Segundo o advogado, os herdeiros e demais associados que compõem o TAP avaliam outras alternativas para a retomada do espaço e de suas atividades. “Há algumas em andamento, mas para serem divulgadas, elas precisam estar mais próximas de serem concretizadas, para o bem da evolução dessas negociações”, destacou.
No final de 2022, o grupo chegou a iniciar conversas com o Governo de Pernambuco. A proposta inicial era de que o espaço passasse a ser gerido pelo Estado em um contrato de comodato com duração de 19 anos.

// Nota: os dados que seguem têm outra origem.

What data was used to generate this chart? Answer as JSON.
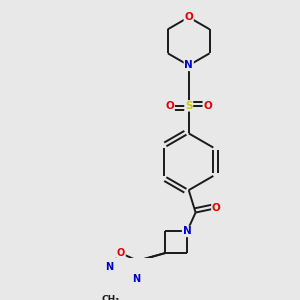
{
  "bg_color": "#e8e8e8",
  "bond_color": "#1a1a1a",
  "atom_colors": {
    "O": "#e60000",
    "N": "#0000cc",
    "S": "#cccc00",
    "C": "#1a1a1a"
  },
  "line_width": 1.4,
  "fig_width": 3.0,
  "fig_height": 3.0,
  "dpi": 100
}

Porém, com a mudança na gestão estadual, essas negociações teriam que ser reiniciadas.
No entanto, o diretor descarta a possibilidade do equipamento ser vendido. “Não só não temos essa intenção, como também não podemos porque o estatuto não permite que isso seja feito”, contou. “Essa é a preocupação de todos e eu acho nobre. Qualquer manifestação no sentido de preservação da nossa história é muito bem-vinda. Ali está a história do teatro brasileiro, não é só de uma família.”
Inaugurado em 1971, originalmente com o nome de Nosso Teatro, o Teatro Valdemar de Oliveira foi fundado pelo escritor e teatrólogo que hoje carrega seu nome para ser a casa da companhia de Teatro de Amadores de Pernambuco e desde então desempenha um papel importante para as artes cênicas no estado. Em 1980, um incêndio chegou a destruir as instalações do espaço, que só foi reaberto alguns anos depois.
“O teatro na condição em que está hoje, já está destruído”, lamentou. “Mas o teatro já passou por um incêndio. Ele já não era aquele de quando foi inaugurado. Esse é um novo incêndio, sem fogo, mas estamos enfrentando da mesma maneira. Então, é possível a reformulação e a adequação do equipamento às necessidades atuais.”